In conclusion, this study reports the aberrant overexpression of hsa-miR-664b-5p in AR and confirms that it regulates nasal epithelial cell proliferation and apoptosis by targeting EGR2, elucidating its key role in AR pathogenesis.
Footnotes
Acknowledgements
Not applicable.
Ethical Considerations
The study was performed in line with the principles of the Declaration of Helsinki. Approval was granted by the Ethics Committee of Longyan First Affiliated Hospital of Fujian Medical University before the study began (No.

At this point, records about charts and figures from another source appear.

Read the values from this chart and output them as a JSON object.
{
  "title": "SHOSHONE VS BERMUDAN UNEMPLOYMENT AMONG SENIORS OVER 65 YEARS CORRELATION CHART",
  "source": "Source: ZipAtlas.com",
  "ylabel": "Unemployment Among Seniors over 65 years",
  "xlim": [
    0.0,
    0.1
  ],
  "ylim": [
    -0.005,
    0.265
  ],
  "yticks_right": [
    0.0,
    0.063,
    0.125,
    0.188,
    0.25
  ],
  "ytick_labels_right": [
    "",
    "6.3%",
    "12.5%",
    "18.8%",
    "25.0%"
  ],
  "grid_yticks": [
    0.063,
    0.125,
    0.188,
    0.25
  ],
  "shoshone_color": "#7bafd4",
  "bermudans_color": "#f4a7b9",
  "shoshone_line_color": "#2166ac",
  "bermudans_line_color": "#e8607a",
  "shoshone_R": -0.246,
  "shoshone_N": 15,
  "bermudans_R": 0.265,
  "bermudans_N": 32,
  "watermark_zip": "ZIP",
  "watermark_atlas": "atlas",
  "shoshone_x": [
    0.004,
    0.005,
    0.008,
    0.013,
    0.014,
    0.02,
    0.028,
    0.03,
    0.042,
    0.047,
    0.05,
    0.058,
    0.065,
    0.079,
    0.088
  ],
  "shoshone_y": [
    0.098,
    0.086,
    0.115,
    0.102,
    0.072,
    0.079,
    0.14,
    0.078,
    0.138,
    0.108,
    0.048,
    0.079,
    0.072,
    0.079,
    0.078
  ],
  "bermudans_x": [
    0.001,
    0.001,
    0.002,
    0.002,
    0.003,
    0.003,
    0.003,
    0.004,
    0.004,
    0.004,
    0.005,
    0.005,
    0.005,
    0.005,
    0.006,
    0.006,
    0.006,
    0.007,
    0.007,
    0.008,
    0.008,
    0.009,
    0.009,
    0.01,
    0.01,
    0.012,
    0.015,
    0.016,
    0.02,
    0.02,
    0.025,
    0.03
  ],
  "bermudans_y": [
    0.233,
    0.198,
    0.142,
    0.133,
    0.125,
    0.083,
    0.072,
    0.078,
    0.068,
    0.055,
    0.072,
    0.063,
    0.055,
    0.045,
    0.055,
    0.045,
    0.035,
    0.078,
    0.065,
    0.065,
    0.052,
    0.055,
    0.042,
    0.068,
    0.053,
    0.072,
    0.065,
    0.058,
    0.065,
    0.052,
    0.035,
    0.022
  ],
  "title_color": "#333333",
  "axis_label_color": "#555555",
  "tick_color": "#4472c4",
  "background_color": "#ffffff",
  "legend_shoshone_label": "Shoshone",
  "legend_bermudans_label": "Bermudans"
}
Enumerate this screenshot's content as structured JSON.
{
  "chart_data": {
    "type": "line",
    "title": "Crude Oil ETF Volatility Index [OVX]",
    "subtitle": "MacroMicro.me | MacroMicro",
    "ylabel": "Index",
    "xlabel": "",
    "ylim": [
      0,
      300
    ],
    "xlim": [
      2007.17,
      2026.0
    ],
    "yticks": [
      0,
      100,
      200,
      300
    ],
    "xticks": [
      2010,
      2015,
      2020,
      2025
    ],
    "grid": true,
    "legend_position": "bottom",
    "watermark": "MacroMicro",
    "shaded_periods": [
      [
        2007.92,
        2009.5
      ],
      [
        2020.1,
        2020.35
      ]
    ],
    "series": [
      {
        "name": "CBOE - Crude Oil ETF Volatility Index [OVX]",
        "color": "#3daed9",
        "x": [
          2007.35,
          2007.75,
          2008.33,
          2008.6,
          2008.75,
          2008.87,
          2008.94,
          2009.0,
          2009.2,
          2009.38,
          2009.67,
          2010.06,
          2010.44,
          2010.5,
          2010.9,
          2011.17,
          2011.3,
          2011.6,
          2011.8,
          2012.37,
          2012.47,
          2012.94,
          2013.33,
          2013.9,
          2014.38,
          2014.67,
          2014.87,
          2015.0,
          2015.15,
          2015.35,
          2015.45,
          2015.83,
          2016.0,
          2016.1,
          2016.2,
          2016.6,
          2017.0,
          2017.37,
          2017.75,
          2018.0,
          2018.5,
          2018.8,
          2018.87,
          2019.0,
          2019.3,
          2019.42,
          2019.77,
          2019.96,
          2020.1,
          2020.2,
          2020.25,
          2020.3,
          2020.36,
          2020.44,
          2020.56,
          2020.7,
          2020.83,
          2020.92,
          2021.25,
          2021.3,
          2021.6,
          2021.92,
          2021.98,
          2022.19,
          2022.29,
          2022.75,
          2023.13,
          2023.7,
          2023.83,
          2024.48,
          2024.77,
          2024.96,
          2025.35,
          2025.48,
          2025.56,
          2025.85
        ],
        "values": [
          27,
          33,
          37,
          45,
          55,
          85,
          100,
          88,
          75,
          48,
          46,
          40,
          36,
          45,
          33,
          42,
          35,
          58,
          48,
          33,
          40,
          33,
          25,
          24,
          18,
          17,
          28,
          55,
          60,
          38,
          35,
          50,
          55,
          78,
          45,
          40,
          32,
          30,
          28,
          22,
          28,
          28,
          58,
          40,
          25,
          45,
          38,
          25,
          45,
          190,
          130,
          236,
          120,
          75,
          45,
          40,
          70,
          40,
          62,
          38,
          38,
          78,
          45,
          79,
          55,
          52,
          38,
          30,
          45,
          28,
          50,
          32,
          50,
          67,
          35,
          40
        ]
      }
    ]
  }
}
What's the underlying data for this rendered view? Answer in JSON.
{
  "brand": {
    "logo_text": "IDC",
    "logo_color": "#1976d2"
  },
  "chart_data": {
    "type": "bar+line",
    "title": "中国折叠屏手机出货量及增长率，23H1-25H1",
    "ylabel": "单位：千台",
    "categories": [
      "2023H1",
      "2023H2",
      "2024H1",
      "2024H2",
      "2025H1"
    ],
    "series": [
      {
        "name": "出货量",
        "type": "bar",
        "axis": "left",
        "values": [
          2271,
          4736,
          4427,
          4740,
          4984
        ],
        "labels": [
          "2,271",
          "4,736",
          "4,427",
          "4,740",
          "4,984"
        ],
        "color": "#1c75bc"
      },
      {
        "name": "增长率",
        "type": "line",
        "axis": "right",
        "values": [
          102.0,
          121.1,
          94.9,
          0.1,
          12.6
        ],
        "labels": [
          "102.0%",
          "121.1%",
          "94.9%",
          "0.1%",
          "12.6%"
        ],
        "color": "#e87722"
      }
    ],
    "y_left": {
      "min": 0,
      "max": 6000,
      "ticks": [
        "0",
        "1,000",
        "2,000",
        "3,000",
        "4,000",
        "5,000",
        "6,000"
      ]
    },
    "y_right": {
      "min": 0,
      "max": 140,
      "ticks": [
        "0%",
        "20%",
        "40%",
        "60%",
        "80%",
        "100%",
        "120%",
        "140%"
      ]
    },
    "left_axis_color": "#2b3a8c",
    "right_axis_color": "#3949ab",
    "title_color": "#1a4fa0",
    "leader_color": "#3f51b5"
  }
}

LYREC2023-k017-01, 17 February 2023).
Consent to Participate
The written informed consent has been obtained from the participants involved.
Consent for Publication
Not applicable.
Authors’ Contributions
Conceptualization was done by JF, RD, YY, YH, GL, JW, and RL; data curation was contributed by JF, RD, YY, YH, GL, JW, and RL; formal analysis was done by YY and YH; funding acquisition was done by RL; investigation was done by YY and YH; methodology was done by JF, RD, YY, YH, GL, JW, and RL; project administration was done by RL; resources was done by GL and JW; software was contributed by GL and JW; supervision was done by RL; validation was done by GL and JW; visualization, roles/writing—original draft were done by YY and YH; writing—review and editing was done by JF, RD, and RL.
Funding
The authors received no financial support for the research, authorship, and/or publication of this article.
Declaration of Conflicting Interests
The authors declared no potential conflicts of interest with respect to the research, authorship, and/or publication of this article.
Data Availability
The datasets used and/or analyzed during the current study are available from the corresponding author on reasonable request.